Multiple beam lasing systems can be used in a variety of applications, one of which is in a printing system where rotating polygonal mirrors are used to scan the light beams across a photoreceptive surface. The use of multiple laser beams in a printing system provides the capability of producing more than one line of information at a time, thus enabling high pel resolution, for example, 480 pels per inch or higher while keeping practical speeds for the rotating polygonal mirror. Multiple beam devices provide other capabilities as well; that is, the multiple beams can be used to alter the shape of the effective writing spot by modulating the spots within the spot group or they can be used to modulate the amount of light provided at each pel position.
While the use of multiple beam lasing systems have significant advantages over a single beam lasing system, multiple beam systems employing discrete laser sources or employing laser array chips require precise mechanical alignment to assure that a print position (pel location) is properly located from line to line, that is, that a pel written by one laser is properly aligned with a pel written by another laser. Multiple beam systems which employ laser arrays require that the lasing diodes be placed on the chip to close tolerance, nevertheless, there can be some physical misplacement of the semiconductor laser diodes within the chip making it desirable to provide a system which can utilize laser arrays with some laser spot variation. Additionally, laser array chips are typically mounted in a tilted fashion to provide correct beam alignment in the non-scan direction. However, the tilt creates an offset from beam to beam in the scan direction creating pel placement problems. As used herein, the term mechanical misalignment includes: (1) physical variation in the placement of lasing spots on a laser array chip; (2) mechanical misalignment of the laser array chip or of discrete lasing sources within a machine; and (3) the offset produced by tilting a laser array.

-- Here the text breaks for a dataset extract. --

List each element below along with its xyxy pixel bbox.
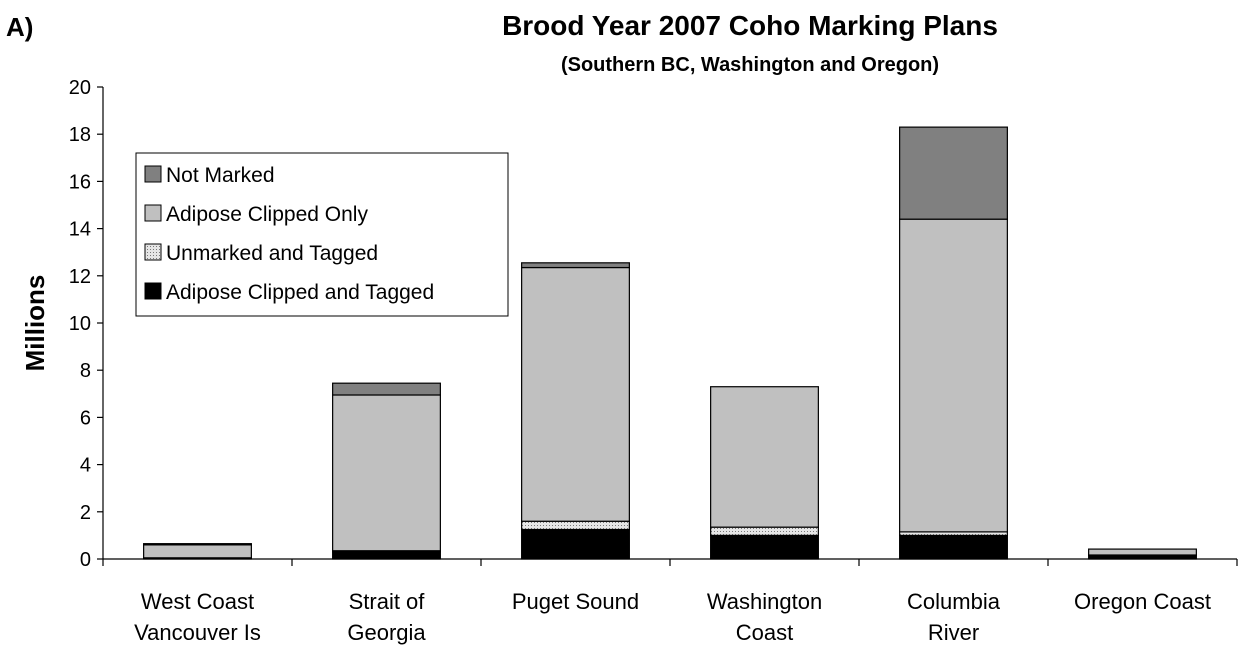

Still another problem with multiple beam lasing systems is wavelength variation from laser beam to laser beam. In laser arrays, wavelength variation is often within a few nanometers, but can be significant enough to create pel placement problems. In addition, it is desirable to utilize laser arrays with a wider range of wavelength variation in order to produce low cost systems. Such considerations are also true of multiple beam systems utilizing discrete laser sources. In any event, even if lasing sources are carefully matched, temperature and age can create dynamic wavelength variation which can destroy the accuracy of the system. It should be noted, that laser beam position is typically amplified through printhead optics, such that a small misalignment at the laser chip or a small wavelength variation can result in a much larger error at the focal plane.
Electronic correction schemes in the prior art have been designed to achieve multiple pel corrections for misalignments due to a necessary tilting of a laser array. Additionally, some of these electronic schemes provide sub-pel accuracy Such systems require nanosecond capability when high resolution systems are contemplated, that is, 480 pels per inch or higher. Clock frequencies of 500.times.10.sup.6 Hz are required to resolve to two nanoseconds. Such a clock and the high speed logic utilizing such resolution are expensive.
It is an object of this invention to provide an electronic correction scheme for use with a multiple beam scanning laser system to provide correction for mechanical misalignment errors.
It is also an object of this invention to provide an electronic correction scheme for use with a multiple beam scanning laser system to provide correction for chromatic errors.
It is another object of this invention to quantify misalignment errors separately from chromatic errors in order that the two types of errors can be separately compensated.
It is an object of this invention to provide a multiple beam printhead such that proper chromatic operation is achieved while utilizing lasing sources of significantly different wavelength.
It is still another object of this invention to provide an electronic correction scheme utilizing relatively low clock frequencies, but providing correction resolution to within one or two nanoseconds.
It is still another object of this invention to provide a chromatic correction scheme which adjusts the clock across the entire scan.
It is still another object of this invention to provide an electronic correction scheme which is adaptive to dynamic variations in wavelength which may occur due to temperature or age.